Osteoporosis develops because of impaired bone formation and/or excessive bone resorption. Several pharmacological treatment of osteoporosis has been developed; however, new treatments are still necessary. Cholesterol and estrogen receptor-related receptor alpha (ERRα) promote osteoclasts formation, survival, and cellular fusion and thus become high risk factors of osteoporosis. In this study, we identified that carnosic acid (CA) suppressed bone loss by dual-targeting of sterol regulatory element-binding protein 2 (SREBP2, a major regulator that regulates cholesterol synthesis) and ERRα. Mechanistically, CA reduced nuclear localization of mature SREBP2 and suppressed de novo biogenesis of cholesterol. CA subsequently decreased the interaction between ERRα and peroxisome proliferator-activated receptor gamma coactivator 1-beta (PGC1ß), resulting in decreased the transcription activity of ERRα and its target genes expression.

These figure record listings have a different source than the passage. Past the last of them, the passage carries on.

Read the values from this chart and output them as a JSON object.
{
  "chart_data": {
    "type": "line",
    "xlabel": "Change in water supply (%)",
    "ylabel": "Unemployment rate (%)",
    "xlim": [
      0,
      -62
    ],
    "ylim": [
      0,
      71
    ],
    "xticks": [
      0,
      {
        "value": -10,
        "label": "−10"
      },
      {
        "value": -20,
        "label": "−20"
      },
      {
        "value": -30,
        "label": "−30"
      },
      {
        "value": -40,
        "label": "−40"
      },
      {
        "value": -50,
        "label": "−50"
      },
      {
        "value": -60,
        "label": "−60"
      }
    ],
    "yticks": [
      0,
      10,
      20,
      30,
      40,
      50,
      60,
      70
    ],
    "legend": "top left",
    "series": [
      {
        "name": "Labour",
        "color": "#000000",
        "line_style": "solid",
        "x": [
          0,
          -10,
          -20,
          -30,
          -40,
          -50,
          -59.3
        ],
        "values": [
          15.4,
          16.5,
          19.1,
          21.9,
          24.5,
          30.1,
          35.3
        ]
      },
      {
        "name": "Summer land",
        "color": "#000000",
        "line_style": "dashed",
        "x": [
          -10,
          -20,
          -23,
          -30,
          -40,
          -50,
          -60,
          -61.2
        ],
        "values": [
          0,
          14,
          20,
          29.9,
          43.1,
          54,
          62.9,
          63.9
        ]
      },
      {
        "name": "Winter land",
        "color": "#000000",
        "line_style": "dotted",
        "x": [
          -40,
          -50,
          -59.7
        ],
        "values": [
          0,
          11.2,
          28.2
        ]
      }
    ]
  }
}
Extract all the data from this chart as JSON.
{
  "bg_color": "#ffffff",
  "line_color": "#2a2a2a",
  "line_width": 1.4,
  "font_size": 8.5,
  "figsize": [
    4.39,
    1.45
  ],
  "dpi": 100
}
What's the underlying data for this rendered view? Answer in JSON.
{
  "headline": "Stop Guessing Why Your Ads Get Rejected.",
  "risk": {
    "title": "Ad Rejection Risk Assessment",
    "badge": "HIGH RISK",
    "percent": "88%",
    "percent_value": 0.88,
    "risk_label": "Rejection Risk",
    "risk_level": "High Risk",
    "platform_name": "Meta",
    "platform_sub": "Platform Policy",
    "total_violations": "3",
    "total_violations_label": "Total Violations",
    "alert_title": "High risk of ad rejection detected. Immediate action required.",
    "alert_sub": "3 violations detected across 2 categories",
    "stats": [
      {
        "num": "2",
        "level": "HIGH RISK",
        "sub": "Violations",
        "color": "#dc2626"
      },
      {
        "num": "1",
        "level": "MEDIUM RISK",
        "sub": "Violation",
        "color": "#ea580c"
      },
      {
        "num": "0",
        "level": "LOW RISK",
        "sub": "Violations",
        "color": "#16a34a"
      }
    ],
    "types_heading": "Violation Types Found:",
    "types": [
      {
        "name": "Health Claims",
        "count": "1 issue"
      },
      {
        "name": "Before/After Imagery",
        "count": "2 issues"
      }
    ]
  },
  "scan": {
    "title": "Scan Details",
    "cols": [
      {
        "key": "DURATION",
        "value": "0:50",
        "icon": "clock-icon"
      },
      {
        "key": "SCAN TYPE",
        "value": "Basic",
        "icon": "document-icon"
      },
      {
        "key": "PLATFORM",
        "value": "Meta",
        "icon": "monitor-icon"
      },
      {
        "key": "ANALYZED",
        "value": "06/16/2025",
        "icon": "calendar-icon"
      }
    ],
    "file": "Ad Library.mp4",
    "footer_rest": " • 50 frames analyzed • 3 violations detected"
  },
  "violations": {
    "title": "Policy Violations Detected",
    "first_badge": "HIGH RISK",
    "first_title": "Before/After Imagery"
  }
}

Meanwhile, CA directly bound to the ligand-binding domain of ERRα and significantly promoted its ubiquitination and proteasomal degradation. Subsequently, STUB1 was identified as the E3 ligase of ERRα. The lysine residues (K51 and K68) are essential for ubiquitination and proteasomal degradation of ERRα by CA. In conclusion, CA dually targets SREBP2 and ERRα, thus inhibits the RANKL-induced osteoclast formation and improves OVX-induced bone loss. CA may serve as a lead compound for pharmacological control of osteoporosis.